The Circular Imperative
The solution exists in plain sight: divert functional devices from waste streams and redirect them to communities in need. Refurbish rather than discard. Distribute rather than landfill. Treat devices as essential, durable infrastructure rather than disposable consumer goods.
Perhaps this represents something more unsettling than charity – a correction of failures the market claims don’t exist. A recognition that the profit motive has produced socially and environmentally catastrophic outcomes that require intervention. The circular economy represents not merely environmental responsibility but structural intervention in systems designed to generate waste and exclusion.
Every refurbished device provided to someone in need performs multiple functions simultaneously: it prevents environmental harm by diverting waste, it addresses digital exclusion by providing access, and it challenges the growth-at-all-costs logic that requires perpetual consumption and disposal.
The market failed, so we route around it. Access is not luxury but necessity. We can build different systems based on different values.
Standing at the Threshold
We find ourselves at a particular juncture: the gap between acknowledging digital access as essential and funding it as infrastructure has never been more visible or more consequential.
The pandemic made the invisible sun visible – students without devices attempting to complete online schooling, workers without connectivity trying to maintain employment, vulnerable populations cut off from services and support.

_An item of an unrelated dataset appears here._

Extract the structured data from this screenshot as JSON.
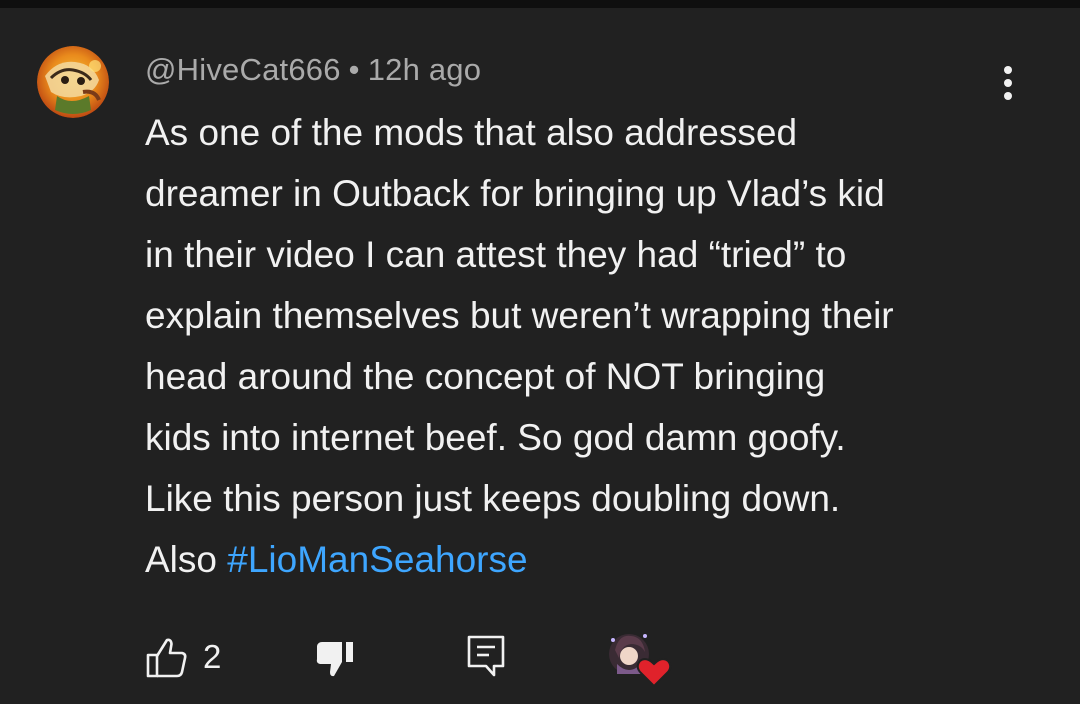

But visibility is not yet transformation.
We risk returning to comfortable myths about individual responsibility, about market solutions, about technological progress that somehow sidesteps questions of access and equity. We risk treating what we witnessed as temporary disruption rather than permanent revelation of systemic failure.

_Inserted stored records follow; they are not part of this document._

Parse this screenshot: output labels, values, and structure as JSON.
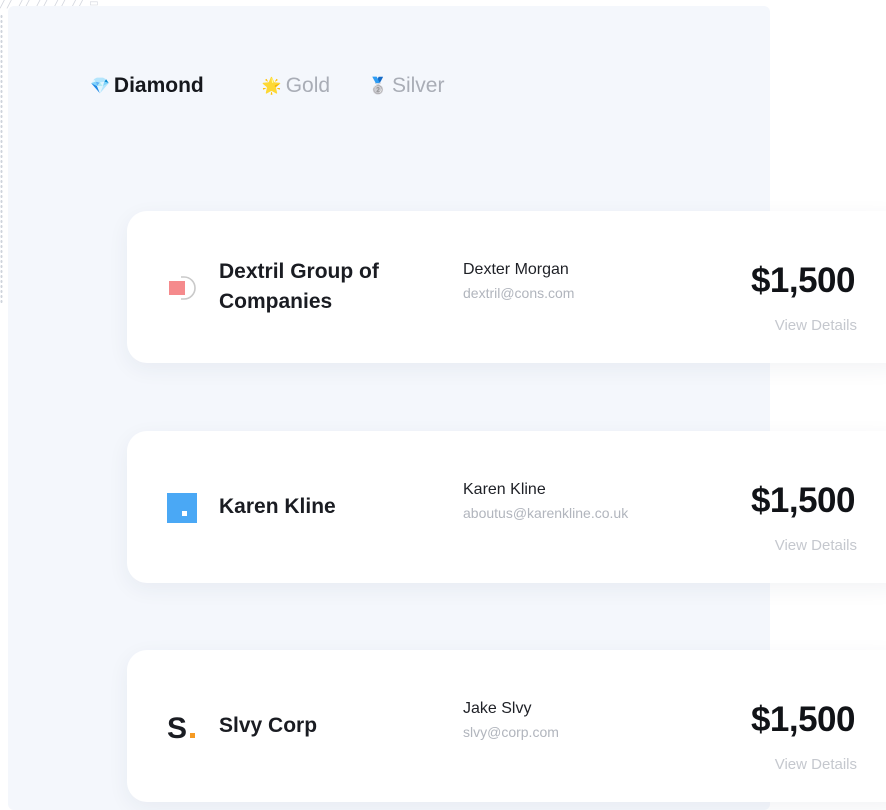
{
  "tabs": [
    {
      "label": "Diamond",
      "icon": "gem-icon",
      "emoji": "💎",
      "active": true
    },
    {
      "label": "Gold",
      "icon": "sparkle-icon",
      "emoji": "🌟",
      "active": false
    },
    {
      "label": "Silver",
      "icon": "medal-icon",
      "emoji": "🥈",
      "active": false
    }
  ],
  "sponsors": [
    {
      "company": "Dextril Group of Companies",
      "logo": "dextril-logo",
      "contact_name": "Dexter Morgan",
      "contact_email": "dextril@cons.com",
      "amount": "$1,500",
      "details_label": "View Details"
    },
    {
      "company": "Karen Kline",
      "logo": "karen-kline-logo",
      "contact_name": "Karen Kline",
      "contact_email": "aboutus@karenkline.co.uk",
      "amount": "$1,500",
      "details_label": "View Details"
    },
    {
      "company": "Slvy Corp",
      "logo": "slvy-logo",
      "logo_text": "S",
      "contact_name": "Jake Slvy",
      "contact_email": "slvy@corp.com",
      "amount": "$1,500",
      "details_label": "View Details"
    }
  ],
  "colors": {
    "panel_bg": "#f4f7fc",
    "accent_blue": "#4aa8f5",
    "accent_pink": "#f58a8c",
    "accent_orange": "#f59a23",
    "muted_text": "#a9adb6"
  }
}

The path forward requires naming digital access as infrastructure and funding it accordingly. It requires recognizing that devices are not consumer electronics but essential tools for participation in contemporary society. It requires building circular systems that treat technology as durable public good rather than disposable private commodity.
We possess the technology. We possess the resources. We possess the knowledge. What remains is the question of will; whether we can build systems that serve human need rather than profit accumulation, that treat access as right rather than luxury, that recognize infrastructure for what it has become rather than what it used to be.
The devices exist. The need exists. Only the connection remains to be made.